In carotid stenting, a catheter is threaded through the arteries to the narrowed carotid artery in the neck. A stent is inserted into the vessel to serve as a scaffold that helps prevent the artery from narrowing again.
How does it work?
During the procedure:
- A sheath is placed into the artery. A catheter with a balloon tip is then threaded through the tube to the narrowing in the carotid artery under X-ray guidance.
- Contrast material is injected into the carotid artery through the catheter. The contrast material may cause a temporary warm feeling. Contrast material provides a detailed view of the narrowed artery and blood flow to the brain.
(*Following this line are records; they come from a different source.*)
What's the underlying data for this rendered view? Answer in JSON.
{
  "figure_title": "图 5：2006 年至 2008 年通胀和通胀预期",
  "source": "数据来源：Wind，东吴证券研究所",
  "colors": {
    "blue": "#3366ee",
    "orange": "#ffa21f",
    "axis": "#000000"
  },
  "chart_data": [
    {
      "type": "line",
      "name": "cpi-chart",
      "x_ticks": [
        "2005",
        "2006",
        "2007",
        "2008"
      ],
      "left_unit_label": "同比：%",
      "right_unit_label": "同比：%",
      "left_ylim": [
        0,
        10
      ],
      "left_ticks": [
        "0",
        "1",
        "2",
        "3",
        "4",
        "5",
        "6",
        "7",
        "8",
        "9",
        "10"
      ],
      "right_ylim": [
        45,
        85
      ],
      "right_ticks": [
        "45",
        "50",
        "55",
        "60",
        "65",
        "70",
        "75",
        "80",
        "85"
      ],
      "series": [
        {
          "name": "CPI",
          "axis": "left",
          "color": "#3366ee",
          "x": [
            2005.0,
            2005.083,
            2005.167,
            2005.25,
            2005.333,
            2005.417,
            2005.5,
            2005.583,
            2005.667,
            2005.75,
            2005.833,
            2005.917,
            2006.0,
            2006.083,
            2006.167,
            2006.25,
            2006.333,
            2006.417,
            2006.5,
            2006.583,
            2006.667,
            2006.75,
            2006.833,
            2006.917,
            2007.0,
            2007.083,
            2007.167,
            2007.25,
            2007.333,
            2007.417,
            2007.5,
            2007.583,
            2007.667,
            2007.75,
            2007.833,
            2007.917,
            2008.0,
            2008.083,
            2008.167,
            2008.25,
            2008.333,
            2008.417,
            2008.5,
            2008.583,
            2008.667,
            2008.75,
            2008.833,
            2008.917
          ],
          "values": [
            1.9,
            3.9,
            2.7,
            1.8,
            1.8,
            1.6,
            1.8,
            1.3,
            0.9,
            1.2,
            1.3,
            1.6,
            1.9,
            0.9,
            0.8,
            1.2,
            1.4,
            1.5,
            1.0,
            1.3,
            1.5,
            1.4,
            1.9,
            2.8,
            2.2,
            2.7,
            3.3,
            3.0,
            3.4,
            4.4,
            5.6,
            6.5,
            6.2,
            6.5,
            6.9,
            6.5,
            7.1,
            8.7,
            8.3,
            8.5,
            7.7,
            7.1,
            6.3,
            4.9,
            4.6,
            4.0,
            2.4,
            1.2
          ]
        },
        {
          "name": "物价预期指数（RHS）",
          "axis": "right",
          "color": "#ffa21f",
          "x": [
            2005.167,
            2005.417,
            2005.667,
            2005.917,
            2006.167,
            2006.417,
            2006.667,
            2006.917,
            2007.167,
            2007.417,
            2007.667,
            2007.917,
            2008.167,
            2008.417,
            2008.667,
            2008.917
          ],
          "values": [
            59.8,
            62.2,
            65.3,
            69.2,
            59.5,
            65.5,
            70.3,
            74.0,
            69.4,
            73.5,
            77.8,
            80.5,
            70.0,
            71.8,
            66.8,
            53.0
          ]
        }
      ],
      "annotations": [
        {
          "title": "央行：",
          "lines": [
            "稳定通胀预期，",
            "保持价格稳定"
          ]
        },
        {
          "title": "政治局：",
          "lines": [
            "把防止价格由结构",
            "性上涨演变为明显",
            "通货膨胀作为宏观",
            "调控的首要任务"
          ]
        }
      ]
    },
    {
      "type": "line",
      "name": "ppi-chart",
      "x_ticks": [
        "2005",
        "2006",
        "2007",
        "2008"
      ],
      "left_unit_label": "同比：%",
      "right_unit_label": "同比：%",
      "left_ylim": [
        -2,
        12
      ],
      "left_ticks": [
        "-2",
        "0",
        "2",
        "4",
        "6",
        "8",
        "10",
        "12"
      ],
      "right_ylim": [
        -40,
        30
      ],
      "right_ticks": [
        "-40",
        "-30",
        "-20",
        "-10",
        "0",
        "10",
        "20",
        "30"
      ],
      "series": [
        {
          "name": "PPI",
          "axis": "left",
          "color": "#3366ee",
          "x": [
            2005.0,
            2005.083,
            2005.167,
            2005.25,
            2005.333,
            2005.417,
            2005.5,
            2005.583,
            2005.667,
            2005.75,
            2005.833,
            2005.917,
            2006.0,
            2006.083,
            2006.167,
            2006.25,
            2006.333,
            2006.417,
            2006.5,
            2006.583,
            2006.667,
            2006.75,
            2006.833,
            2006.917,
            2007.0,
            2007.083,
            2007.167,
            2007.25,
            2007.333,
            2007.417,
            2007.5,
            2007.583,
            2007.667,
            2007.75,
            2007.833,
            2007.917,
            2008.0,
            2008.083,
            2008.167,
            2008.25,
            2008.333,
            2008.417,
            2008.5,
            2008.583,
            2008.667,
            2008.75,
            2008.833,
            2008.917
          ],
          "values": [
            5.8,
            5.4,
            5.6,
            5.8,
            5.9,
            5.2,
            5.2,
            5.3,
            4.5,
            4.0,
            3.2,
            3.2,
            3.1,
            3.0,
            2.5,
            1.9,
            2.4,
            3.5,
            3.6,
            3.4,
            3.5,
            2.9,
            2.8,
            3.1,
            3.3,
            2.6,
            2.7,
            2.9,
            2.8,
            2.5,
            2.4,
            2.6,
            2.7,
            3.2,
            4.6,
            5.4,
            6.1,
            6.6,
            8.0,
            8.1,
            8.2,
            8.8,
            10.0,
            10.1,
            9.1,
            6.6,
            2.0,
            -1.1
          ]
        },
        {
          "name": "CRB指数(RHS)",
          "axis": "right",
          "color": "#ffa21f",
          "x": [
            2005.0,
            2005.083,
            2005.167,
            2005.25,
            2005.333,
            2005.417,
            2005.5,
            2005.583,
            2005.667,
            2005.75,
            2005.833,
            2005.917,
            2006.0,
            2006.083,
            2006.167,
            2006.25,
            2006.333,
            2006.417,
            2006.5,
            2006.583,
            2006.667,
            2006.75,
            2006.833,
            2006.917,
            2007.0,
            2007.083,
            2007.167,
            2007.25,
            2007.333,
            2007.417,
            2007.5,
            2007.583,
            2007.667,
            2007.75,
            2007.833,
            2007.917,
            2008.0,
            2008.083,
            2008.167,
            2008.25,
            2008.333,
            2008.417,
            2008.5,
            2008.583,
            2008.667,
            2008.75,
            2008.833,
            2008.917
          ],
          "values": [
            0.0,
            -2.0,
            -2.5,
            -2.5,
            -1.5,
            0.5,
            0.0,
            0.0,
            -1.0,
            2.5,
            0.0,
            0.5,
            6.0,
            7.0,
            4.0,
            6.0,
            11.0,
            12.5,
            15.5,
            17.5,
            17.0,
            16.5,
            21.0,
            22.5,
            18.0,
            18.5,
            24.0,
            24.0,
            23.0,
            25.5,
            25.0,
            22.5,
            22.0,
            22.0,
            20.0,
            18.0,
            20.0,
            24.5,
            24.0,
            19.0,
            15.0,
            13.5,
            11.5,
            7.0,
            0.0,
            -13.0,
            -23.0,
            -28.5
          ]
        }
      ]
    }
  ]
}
- A filter is placed in the artery. The filter, called an embolic protection device, is inserted beyond the narrowing to catch any debris that may break off from the narrowed area of artery during the procedure.
- The balloon tip is threaded into the narrowed area and inflated to push the plaque to the side and widen the vessel.
- A stent is placed in the newly opened vessel. The expanded stent provides support that helps prevent the artery from narrowing again.
- The filter, sheath, catheter and balloon are removed. Pressure is applied to the small catheter insertion site to prevent bleeding.
Am I a good candidate for treatment?
Carotid stenting may be appropriate for patients who:
- Have a carotid artery with a blockage of 70% or more, especially those who have had a stroke or stroke-like symptoms
- Have already had a carotid endarterectomy and are experiencing new narrowing after surgery
- Have narrowing or stenosis in a difficult to access area of the artery
What can I expect after treatment?
For most patients, stenting increases blood flow through the previously blocked artery and reduces the risk of stroke.